Dorfkrug und LabSaal sind auch heute noch Adressen für Kulinarik und Kultur: Der Tanz- und Veranstaltungssaal entstand 1896, und Berliner kamen mit ihren Pferdekutschen aus der Stadt, um hier zu feiern und sogar italienische Shows mit Tieren zu sehen.

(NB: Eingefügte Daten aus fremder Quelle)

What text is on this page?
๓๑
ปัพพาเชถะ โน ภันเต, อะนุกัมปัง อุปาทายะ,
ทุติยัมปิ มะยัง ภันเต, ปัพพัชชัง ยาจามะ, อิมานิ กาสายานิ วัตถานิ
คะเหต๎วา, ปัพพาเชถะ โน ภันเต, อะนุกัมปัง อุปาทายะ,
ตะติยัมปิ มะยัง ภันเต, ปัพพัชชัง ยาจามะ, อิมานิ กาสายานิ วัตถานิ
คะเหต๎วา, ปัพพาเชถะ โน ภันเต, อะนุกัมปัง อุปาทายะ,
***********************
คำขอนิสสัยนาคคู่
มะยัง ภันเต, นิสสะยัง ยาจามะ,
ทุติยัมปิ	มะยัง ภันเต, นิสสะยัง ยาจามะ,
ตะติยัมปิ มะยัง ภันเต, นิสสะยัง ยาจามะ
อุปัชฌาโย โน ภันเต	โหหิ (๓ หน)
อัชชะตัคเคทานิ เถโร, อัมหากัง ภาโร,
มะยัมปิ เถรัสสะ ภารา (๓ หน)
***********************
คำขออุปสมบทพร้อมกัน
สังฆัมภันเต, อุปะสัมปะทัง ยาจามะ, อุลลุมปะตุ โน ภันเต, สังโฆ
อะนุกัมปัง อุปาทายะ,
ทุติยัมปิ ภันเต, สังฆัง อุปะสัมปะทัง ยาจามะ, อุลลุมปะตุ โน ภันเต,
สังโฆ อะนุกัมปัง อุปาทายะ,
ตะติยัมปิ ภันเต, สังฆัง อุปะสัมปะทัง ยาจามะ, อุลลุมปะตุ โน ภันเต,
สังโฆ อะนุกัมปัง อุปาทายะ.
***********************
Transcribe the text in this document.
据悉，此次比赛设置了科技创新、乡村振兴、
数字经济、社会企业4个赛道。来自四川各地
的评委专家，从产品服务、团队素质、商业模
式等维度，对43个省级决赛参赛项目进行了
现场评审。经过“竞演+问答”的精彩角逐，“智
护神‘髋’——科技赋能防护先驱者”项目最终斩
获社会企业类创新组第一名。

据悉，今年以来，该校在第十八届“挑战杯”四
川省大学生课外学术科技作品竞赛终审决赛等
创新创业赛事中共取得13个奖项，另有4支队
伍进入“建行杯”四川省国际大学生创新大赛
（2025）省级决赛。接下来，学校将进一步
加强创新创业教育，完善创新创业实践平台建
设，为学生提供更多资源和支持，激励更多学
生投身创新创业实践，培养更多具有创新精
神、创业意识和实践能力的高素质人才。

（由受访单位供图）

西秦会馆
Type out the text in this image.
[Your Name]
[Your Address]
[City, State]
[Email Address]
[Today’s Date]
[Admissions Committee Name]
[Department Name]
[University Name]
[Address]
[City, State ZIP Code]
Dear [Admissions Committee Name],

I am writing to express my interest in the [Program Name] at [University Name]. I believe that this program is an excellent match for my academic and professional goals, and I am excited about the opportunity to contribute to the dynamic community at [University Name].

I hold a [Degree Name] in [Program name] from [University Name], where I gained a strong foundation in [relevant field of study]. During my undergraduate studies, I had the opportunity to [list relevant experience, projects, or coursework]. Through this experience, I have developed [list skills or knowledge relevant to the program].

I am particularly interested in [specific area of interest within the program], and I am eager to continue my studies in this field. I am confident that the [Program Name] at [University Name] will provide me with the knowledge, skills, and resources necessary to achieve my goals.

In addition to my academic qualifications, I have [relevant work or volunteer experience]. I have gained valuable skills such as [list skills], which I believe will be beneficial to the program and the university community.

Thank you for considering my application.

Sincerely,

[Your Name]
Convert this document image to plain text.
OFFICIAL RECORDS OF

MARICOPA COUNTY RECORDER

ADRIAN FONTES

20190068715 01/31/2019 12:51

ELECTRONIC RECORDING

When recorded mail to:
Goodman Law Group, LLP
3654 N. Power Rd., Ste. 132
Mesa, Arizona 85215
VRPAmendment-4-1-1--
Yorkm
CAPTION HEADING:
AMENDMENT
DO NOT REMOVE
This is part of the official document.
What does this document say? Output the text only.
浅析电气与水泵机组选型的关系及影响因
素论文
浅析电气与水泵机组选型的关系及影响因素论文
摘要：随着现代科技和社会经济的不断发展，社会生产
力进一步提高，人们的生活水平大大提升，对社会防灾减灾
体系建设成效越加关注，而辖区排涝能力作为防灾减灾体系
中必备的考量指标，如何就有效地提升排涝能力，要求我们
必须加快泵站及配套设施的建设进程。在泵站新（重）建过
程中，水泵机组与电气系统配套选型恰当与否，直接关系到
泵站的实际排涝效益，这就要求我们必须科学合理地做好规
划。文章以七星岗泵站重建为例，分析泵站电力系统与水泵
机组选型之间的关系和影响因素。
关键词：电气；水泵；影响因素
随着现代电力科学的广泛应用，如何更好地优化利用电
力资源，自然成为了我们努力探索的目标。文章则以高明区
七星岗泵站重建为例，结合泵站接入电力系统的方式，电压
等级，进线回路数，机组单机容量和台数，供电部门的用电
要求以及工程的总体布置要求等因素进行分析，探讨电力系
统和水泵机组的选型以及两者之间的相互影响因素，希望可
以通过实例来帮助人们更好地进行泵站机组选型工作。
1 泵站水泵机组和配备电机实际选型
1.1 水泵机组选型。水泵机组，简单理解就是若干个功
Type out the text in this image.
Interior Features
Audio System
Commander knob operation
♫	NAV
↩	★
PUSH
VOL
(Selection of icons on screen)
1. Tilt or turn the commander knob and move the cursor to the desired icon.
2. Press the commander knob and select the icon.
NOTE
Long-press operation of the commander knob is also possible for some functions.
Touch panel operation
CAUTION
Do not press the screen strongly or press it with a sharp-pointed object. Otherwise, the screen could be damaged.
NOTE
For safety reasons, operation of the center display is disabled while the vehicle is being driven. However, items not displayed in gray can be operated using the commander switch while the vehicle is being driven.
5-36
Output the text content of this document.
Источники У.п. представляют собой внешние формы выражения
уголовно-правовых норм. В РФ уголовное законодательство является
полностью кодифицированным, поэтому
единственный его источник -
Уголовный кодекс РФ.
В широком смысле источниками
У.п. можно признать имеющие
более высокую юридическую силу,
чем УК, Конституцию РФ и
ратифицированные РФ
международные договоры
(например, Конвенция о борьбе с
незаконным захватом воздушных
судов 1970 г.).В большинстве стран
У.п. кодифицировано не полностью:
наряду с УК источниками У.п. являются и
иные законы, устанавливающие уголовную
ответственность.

Später diente der Saal als Lager für Flugzeugmotoren und als Fortuna-Filmtheater. Seit 1983 betreibt der Verein Natur und Kultur e.V. den Saal. Den Dorfkrug nebenan gab es bereits im Mittelalter – er wurde erstmals im Landbuch von Kaiser Karl IV. erwähnt. Man sollte sich hier eine Verschnaufpause bei einer guten Mahlzeit gönnen. Der erste Wirt, Bauer Matthias Rathenow, wird erstmals 1590 urkundlich erwähnt. Das Gebäude heute wurde 1896 im Gründerzeitstil errichtet, nachdem das ehemalige Kruggebäude einem Feuer zum Opfer fiel. In der Zeit vor dem I. Weltkrieg hielt der Fortschritt Einzug: Lübars wurde mit Gasanschlüssen, Elektrizität und Wasserleitungen ausgestattet und an die Kanalisation angeschlossen.

Hinter dem Dorfanger war die Grenze und dahinter lag die DDR. Es war quasi das Ende der Westberliner Welt. Heute ist es, eingebettet ins Fließ und die Felder drum herum ein Naherholungsort – perfekt für Spaziergänge oder Radtouren und zur anschließenden Einkehr.

Heute wird im Dorf immer noch Landwirtschaft betrieben. Lübars ist ein beliebtes Ausflugsziel – nicht nur für Spaziergänge über den historischen Dorfanger und an den Pferdeweiden vorbei, sondern auch für kulturelle Veranstaltungen im LabSaal.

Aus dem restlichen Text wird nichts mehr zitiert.